Although the derivation of Eqs. (1) and (4) assume only independence of trials (i.e., no learning or fatigue), the formula for the MV fit (Eqs. (2) and (3)) that is implemented in the app requires measures to be sampled from a Bernoulli distribution (i.e., each trial can yield only two possible outcomes). For any other measures which do not obey these assumptions (e.g., response times or scalar ratings), we suggest applying the directly fitted or linearized fits (not through the app). See also What are the limitations of this app? Can I use it for any task? section of the FAQ.
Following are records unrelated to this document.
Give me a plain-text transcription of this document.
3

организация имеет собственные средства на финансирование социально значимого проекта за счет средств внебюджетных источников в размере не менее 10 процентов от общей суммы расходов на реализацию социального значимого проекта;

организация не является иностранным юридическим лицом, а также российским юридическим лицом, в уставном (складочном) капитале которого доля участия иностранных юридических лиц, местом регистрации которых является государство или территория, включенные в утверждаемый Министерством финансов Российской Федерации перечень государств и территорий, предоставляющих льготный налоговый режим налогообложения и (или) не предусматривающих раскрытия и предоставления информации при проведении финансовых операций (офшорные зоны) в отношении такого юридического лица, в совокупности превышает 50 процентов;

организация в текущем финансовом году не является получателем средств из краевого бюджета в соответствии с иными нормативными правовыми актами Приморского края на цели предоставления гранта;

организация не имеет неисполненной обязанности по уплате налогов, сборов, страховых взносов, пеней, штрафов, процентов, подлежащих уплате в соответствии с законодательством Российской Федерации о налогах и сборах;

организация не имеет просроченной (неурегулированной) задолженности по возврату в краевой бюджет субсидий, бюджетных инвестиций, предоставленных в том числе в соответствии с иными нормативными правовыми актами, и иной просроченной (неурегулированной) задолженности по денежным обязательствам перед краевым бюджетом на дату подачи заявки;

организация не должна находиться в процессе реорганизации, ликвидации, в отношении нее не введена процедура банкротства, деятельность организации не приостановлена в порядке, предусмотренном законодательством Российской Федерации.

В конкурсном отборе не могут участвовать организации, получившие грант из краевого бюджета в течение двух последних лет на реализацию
For some distributions, for which the calculated C is very high, corresponding to very low variance (potentially as a result of floor or ceiling effects), the app will provide a warning. In such cases, the use of that measure for studying individual differences should be reconsidered. A warning will also be issued if the error of the fit cannot be properly estimated for very small combinations of L and N.

Conclusions

In summary, we validated our reformulation of the Spearman-Brown prophecy in a range of real-world cognitive tasks across many different cognitive domains, showing that the reliability of these tasks does eventually converge. We introduce a convergence coefficient C, which we conceptualize as a fundamental characteristic of a given task that can be used to evaluate its suitability for testing individual differences. We next explore the difference between split-halves and test-retest reliability on the tasks in our battery, and find that different tasks are differentially affected by measuring over different time points, with tasks with strong memory and attention components being most affected. This effect appears to be divided into a short-term, transient effect (such as mood, attention, arousal), which can be compensated for by averaging over 2–3 different testing days, and a more long-term effect (potentially reflecting real change in cognitive abilities over time). We further quantify this effect, so that the projected value of the test-retest reliability and its comparison to the split-halves reliability can be used to evaluate each task’s sensitivity to time. This can be particularly useful in longitudinal studies to investigate baseline shifts in cognitive abilities as opposed to transient changes. Finally, we provide the community with a simple online tool that computes the C coefficient, projects the reliability curve using only descriptive statistics of the experiment (mean, variance, number of participants and trials), and can be easily used to aid in designing new studies.